A Nassau prosecutor hammered a local police benefactor on the stand Tuesday about why he asked for a police commander's help with his son's burglary case during a chance meeting at the U.S. Open golf tournament.
Gary Parker, who Monday testified that he regularly donated large sums of money to various law enforcement groups and picked up the tab at dinners for high-ranking Nassau police officials, said Tuesday that Second Deputy Commissioner William Flanagan agreed to look into the matter.
Parker was subpoenaed to testify at Flanagan's trial on misconduct charges in Nassau County Court. If Flanagan is convicted, he could be sentenced to up to 4 years in prison.

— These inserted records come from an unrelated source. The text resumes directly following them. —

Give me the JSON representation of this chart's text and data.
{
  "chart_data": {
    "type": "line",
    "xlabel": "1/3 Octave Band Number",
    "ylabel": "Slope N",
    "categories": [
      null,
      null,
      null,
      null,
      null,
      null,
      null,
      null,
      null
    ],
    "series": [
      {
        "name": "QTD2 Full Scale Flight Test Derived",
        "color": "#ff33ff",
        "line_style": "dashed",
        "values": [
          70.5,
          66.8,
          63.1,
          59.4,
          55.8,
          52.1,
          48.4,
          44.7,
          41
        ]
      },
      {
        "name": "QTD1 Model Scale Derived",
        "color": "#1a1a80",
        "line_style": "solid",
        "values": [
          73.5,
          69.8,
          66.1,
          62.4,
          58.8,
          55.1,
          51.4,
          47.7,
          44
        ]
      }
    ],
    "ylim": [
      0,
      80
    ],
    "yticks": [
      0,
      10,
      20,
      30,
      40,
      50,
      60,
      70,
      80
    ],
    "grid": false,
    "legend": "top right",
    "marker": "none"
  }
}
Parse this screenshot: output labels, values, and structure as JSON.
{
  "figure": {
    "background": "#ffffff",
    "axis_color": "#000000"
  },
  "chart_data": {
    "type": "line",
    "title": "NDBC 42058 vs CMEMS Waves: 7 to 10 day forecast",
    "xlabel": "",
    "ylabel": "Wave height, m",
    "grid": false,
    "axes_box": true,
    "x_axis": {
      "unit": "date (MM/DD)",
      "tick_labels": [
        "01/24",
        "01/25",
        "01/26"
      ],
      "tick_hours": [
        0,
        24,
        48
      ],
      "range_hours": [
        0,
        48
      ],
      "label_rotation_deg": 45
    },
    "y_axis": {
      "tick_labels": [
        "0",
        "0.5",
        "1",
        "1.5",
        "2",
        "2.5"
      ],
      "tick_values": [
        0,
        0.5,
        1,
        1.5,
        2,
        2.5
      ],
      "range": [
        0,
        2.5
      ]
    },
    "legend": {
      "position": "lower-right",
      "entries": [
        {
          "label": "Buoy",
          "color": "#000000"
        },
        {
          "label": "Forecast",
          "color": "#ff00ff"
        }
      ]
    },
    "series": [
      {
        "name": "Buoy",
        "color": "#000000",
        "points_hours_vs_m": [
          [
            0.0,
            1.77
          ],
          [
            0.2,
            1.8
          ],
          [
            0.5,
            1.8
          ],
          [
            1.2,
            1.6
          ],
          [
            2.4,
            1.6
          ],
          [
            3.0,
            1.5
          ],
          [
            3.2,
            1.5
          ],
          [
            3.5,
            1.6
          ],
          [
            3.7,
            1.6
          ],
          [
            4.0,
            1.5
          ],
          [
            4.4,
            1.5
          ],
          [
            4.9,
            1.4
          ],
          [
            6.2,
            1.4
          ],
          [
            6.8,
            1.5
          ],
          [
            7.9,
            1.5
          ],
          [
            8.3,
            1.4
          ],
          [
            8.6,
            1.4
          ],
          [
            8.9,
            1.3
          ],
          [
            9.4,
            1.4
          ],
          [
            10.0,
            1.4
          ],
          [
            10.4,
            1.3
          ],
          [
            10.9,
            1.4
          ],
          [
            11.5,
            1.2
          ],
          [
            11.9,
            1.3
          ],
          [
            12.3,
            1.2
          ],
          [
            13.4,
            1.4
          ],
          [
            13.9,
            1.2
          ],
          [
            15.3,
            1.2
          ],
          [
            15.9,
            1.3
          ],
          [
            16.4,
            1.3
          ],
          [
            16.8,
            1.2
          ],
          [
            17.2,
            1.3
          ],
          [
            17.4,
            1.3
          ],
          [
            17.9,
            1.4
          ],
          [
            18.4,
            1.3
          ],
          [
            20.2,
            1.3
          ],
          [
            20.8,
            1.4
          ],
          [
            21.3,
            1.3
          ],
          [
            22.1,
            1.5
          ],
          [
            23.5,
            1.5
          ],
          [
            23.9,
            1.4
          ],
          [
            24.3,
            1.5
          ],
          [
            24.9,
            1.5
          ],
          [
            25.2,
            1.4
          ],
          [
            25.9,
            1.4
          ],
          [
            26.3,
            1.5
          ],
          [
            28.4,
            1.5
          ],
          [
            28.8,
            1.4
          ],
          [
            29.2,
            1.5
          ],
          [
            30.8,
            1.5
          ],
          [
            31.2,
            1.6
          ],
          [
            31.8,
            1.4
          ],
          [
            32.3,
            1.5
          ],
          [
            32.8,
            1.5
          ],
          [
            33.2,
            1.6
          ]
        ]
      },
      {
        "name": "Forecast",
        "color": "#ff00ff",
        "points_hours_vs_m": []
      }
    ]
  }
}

During his second day on the stand, Parker testified that he ran into Flanagan, a friend, at the tournament in Bethpage in June 2008. A month earlier, his son Zachary had stolen about $10,000 worth of equipment from John F. Kennedy High School in Bellmore.
Parker told prosecutor Bernadette Ford he sought Flanagan's advice on how to get the equipment returned to the school, something he believed would sway school officials not to press charges against his son. Flanagan agreed to look into the matter, Parker said Tuesday.
A few months later, after several email exchanges, Flanagan told Parker it was done. Parker shot back, "THANK YOU!!!!!!"
And Flanagan responded, "de nada family," according to texts entered into the court record.
The next day, Parker testified, his wife delivered two $100 gift cards from Morton's Steakhouse to Flanagan, along with a state-of-the-art flashlight. Flanagan acknowledged receipt of them in an email, calling the gesture "[O]ver the top," according to evidence.
Parker also acknowledged that when a Long Island Press story alleging he had pulled strings so police wouldn't pursue his son's case was published in March 2011, he destroyed all the past emails on the hard drive of his work computer.
"It was probably morally the wrong thing to do," he said.